A new study finds that small-scale mineral mining in the eastern Democratic Republic of the Congo (DRC) is a critical factor in illegal poaching of great apes and other wildlife. It’s happening for the saddest, most basic of reasons, too: Those miners are hungry.

In fact, the miners have no other source of meat/protein. Sure, they’d eat beef, chicken or fish, but their circumstances prevent them from obtaining it. Needing a source of meat, they instead hunt and kill the animals they can find. They’re eating bushmeat from gorillas, chimpanzees, elephants and other animals.

The study by the Wildlife Conservation Society (WCS) surveyed small-scale miners over the course of three months. An artisanal or small-scale miner is essentially a subsistence miner. These men, women, and even children are not mining company employees. Rather, they work independently at mines, digging or panning for minerals with little to no equipment. They are among the 13 to 25 million people worldwide who scratch out a living in this way.

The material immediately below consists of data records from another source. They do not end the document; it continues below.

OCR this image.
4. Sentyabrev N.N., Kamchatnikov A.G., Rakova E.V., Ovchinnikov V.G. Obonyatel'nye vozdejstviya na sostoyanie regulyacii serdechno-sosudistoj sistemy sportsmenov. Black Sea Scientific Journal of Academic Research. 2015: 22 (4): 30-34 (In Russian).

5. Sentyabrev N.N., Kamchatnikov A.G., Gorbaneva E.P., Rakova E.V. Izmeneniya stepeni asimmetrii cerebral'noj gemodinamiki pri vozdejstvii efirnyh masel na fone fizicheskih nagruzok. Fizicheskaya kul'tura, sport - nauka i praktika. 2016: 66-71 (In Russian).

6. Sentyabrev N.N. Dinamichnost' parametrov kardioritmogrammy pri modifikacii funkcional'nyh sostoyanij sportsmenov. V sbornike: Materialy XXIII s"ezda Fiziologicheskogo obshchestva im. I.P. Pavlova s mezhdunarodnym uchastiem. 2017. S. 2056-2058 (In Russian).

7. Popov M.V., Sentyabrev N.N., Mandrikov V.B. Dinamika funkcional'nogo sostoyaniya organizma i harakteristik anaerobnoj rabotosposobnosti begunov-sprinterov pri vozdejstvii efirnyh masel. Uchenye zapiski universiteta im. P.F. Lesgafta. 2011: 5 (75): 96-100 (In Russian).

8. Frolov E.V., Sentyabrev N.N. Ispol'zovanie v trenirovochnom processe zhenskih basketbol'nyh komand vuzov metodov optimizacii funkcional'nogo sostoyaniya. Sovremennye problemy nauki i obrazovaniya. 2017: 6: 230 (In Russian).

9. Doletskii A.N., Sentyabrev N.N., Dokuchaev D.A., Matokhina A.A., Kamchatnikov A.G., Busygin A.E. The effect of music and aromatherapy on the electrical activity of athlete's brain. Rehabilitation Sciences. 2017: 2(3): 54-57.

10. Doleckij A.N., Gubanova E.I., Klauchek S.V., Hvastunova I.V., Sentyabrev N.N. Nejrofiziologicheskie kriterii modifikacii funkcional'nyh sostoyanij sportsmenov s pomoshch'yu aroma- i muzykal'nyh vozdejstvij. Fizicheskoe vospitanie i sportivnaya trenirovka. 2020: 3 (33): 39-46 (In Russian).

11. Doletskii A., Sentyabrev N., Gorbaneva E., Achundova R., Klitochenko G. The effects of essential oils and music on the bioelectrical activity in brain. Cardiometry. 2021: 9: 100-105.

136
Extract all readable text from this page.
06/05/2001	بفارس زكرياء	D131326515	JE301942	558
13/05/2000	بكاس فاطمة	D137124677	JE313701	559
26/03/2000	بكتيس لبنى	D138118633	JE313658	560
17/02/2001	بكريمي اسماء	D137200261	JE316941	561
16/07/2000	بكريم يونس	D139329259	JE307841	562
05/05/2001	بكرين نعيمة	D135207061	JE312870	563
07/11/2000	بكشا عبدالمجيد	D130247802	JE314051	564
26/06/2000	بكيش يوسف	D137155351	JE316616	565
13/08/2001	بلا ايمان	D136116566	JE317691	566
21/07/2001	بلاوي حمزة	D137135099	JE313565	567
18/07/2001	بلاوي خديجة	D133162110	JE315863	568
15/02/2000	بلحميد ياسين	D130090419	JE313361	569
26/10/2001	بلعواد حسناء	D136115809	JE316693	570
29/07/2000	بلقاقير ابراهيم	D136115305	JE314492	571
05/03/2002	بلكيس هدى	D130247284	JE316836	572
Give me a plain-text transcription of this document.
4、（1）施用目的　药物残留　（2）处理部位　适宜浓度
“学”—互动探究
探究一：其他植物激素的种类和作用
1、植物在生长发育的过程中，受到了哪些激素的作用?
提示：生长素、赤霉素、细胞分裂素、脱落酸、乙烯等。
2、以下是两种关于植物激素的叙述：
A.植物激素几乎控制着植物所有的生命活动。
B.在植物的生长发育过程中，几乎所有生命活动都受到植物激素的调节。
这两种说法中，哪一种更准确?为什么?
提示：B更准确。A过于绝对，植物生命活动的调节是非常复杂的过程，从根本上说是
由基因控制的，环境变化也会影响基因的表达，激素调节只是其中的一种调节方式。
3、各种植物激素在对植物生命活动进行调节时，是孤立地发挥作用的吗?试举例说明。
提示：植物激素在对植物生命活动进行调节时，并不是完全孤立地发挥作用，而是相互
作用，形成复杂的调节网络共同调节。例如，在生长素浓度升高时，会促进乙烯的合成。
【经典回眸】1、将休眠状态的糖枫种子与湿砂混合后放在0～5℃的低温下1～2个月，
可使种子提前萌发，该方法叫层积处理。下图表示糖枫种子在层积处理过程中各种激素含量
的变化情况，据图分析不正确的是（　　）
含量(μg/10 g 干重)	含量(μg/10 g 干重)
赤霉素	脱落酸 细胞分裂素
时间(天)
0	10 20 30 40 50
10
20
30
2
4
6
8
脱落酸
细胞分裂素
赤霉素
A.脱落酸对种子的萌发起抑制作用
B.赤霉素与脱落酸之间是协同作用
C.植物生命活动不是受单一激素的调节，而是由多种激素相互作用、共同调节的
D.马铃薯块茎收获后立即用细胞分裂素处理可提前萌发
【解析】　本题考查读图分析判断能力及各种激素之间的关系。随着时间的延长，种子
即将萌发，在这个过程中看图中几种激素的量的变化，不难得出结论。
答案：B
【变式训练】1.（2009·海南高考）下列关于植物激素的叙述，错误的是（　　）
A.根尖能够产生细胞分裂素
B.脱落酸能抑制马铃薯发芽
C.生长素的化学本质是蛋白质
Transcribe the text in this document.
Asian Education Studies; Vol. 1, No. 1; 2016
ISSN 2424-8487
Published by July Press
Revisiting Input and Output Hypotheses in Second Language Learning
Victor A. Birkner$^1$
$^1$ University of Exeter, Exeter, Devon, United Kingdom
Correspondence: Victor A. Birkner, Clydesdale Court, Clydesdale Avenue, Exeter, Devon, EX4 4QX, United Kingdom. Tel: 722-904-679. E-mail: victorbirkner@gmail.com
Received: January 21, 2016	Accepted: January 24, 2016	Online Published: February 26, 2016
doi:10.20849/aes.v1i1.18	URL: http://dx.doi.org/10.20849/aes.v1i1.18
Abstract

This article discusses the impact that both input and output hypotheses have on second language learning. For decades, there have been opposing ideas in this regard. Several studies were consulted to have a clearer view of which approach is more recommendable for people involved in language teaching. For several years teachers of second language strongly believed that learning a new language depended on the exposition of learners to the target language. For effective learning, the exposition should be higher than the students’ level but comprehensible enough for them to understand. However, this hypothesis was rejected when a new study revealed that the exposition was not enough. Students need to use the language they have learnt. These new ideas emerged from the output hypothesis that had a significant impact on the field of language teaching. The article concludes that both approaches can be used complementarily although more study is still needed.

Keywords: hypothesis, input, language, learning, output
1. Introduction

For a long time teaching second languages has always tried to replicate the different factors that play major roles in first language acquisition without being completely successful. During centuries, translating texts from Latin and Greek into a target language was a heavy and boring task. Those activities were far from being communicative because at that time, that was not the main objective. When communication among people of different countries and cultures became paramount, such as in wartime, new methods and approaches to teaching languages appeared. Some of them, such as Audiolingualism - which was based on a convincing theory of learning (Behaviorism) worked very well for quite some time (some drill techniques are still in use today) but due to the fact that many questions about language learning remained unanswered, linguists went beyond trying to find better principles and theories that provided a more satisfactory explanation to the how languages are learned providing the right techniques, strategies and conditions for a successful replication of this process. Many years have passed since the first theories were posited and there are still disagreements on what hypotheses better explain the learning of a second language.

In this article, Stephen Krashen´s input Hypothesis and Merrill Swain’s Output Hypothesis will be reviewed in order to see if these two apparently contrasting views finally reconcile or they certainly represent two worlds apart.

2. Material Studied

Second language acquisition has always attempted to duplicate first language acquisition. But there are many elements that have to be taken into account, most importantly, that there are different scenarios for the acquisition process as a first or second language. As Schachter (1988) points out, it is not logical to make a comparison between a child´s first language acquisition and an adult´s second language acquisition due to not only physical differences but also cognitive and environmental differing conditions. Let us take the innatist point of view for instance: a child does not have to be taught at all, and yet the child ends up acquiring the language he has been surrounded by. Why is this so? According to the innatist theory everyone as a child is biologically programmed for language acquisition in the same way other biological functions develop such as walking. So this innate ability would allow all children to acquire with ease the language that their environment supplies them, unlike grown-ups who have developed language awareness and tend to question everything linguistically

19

Congo Miners Poach At-Risk Animals Because They Have Nothing Else to Eat
Photo credit: Thinkstock.

In Africa, people become small-scale miners for a variety of reasons. For many, income from agriculture is dwindling. Poverty, regional conflicts, economic crisis or natural disasters push people toward seeing income from this difficult work. These people typically work at mines often controlled by armed groups.

In the DRC, miners are digging for gold, cassiterite (used to make tin), wolframite (used to make tungsten), and coltan (used in technology to manufacture items like cell phones). Yes, that means your mobile phone almost certainly was made using materials that came from miners sustained by bushmeat.

Between 8 and 10 million residents of DRC make their livelihoods from artisanal and small-scale mining. That’s 14-16 percent of the country’s population as of 2008. If all those people have to hunt to eat, it’s no wonder at-risk animal species populations are plummeting.

gorilla
Silverback Grauer’s gorilla. Photo credit: Charlotte Spira/WCS

Indeed, the miners themselves realize the damage they’re doing. According to the study’s findings:

Almost all respondents stated openly that they consumed bushmeat regularly because of the lack of alternatives and believed that bushmeat hunting had caused declines and local extinctions of some large mammal populations, including great apes. Respondents stated they would reduce their consumption of bushmeat if domestic meats became more available.

“We’ve found most people don’t actually want to mine,” Andrew Plumptre, director of WCS’s Albertine Rift Program, told Wired magazine in 2016. “They tend to be young men who are trying to raise money for school fees or if there’s an emergency and they need medical support for their families.”

This problem has passed the point of crisis. For example, in the eastern DRC the number of Grauer’s gorillas, a critically endangered ape, declined by 77 percent over the past 20 years due to hunting – and miners have been doing much of that hunting.

sitting gorilla
Photo credit: Thinkstock

In raw numbers, that means while in1994 wehad about 16,900 Grauer’s gorillas, there are only about 3,800 left today. The single greatest cause of this population decimation is poaching by small-scale miners, says the International Union for the Conservation of Nature (IUCN). What’s needed, says Richard Tshombe, Director for WCS’s Democratic Republic of Congo Program, is some alternative opportunities that would enable the subsistence miners to choose a different path.

“Developing sustainable business opportunities that can compete with the economic benefits of mining could support miners to pursue other avenues of employment and at the same time help ease the burden of mining in DRC’s most biodiverse landscapes,” Tshombe said in a WCS news release.

3 Cassiterite mine site
Cassiterite mine site. Photo credit: Guillan Mitamba/WCS

Miners need an alternative (and would take it, says the study) if it got them out of doing this type of work and subsisting on bushmeat. The DRC also needs to better regulate its mining sector located in forests outside of protected areas. To have any hope of reversing the incredible damage that uncontrolled mining is doing to the local ecosystems and animal populations, the armed groups that defend illegal mining operations also need to be stopped.

As long as armed gangs exert power and continue bringing guns to the forests, nothing will get better for the people or the animals in the Congo.